10. Model calibration - consider presenting the RMSE normalized to head range. I think that would do a better job of showing the fit. 6.6 m sounds high, but the head is highly variable, so it is not a bad fit at all.
11. Where do groundwater temp measurements come from for calibration? Case borehole temp profiles? Pumped groundwater with temp recorded? Open boreholes? Large diameter? Are convection or seasonal bias concerns?
12. Figure 7 - it would be interesting to also see changes in discharge presented somehow. The authors talk about changes in recharge (input) and head (storage), but what about output (relevant for some of the reasons groundwater temperature is relevant)

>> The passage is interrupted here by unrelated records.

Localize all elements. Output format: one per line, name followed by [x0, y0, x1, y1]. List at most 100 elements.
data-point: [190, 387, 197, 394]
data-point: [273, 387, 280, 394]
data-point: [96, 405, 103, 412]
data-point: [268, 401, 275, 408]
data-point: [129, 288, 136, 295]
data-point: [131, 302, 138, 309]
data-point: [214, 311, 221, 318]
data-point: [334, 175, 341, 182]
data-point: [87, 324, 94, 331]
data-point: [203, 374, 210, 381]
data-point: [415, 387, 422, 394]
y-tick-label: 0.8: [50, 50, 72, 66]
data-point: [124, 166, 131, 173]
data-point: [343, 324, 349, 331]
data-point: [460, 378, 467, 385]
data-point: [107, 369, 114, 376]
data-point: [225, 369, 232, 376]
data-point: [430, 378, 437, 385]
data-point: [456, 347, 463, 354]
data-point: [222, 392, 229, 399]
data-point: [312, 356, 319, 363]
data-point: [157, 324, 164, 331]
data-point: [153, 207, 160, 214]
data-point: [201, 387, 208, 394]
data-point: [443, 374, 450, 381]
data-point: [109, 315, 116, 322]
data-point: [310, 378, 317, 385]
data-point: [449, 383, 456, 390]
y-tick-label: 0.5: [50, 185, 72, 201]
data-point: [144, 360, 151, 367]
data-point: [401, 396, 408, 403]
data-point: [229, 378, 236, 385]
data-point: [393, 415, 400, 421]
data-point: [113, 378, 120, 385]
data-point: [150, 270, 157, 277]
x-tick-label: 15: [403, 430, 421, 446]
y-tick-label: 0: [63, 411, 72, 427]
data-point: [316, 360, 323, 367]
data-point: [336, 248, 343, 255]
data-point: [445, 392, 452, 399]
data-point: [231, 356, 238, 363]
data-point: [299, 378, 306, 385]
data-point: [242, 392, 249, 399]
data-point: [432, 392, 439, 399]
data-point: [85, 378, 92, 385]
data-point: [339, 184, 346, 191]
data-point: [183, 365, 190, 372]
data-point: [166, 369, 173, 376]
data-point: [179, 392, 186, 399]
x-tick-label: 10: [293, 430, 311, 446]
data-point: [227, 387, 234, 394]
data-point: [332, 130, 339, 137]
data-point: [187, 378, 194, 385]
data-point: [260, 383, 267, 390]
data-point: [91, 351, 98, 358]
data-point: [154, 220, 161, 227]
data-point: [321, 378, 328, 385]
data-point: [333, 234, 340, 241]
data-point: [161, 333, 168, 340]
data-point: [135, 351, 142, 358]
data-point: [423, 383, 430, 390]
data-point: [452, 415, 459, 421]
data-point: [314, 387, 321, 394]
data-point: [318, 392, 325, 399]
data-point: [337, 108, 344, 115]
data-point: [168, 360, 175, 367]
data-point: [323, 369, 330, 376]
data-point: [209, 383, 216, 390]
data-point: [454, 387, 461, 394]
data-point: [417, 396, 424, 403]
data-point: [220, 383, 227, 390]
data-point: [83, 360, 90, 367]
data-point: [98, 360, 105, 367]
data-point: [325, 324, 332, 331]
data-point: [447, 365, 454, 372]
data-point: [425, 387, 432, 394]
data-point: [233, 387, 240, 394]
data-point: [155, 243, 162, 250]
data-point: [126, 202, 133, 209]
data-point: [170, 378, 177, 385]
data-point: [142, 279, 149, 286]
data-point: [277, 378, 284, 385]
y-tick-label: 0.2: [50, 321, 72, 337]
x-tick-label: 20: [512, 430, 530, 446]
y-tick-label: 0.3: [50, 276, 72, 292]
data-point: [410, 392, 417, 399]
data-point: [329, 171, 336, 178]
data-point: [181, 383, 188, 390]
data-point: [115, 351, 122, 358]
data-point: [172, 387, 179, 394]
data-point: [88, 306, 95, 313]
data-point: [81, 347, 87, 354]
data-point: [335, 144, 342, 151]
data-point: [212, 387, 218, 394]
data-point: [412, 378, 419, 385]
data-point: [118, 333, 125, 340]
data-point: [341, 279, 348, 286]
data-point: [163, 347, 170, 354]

13. L386 "Profile A, located on a glacial plateau, has a shallow seasonal envelope, entirely above the water table, suggesting no advective transfer of the seasonal thermal signal into the saturated zone" - I don't think you have to be saturated for heat advection to matter. It depends on the water flux, not the saturation per se. if you have recharge through the vadose zone, advection can still theoretically matter.
Minor comments
L60-65 - I think the controversy over the role of advection is overstated here. In the Benz et al. study, the authors used a parsimonious approach in a global study and justified this using 2D numerical models of advection and conduction. They basically found that for typical hydrogeological systems and recharge rates, heat advection is not a primary driver of groundwater temperature change. However, they note that is not the case for some basins. Other studies cited here are in steeper topography or with much higher recharge, and so it makes sense that they found that advection mattered.
Figure 11 a - label missing for scale bar?
Conclusions _ 'depth limit of advection overprint' sounds a bit jargony for the conclusions
In general, these comments are all easy to address I think, and I look forward to seeing this article published.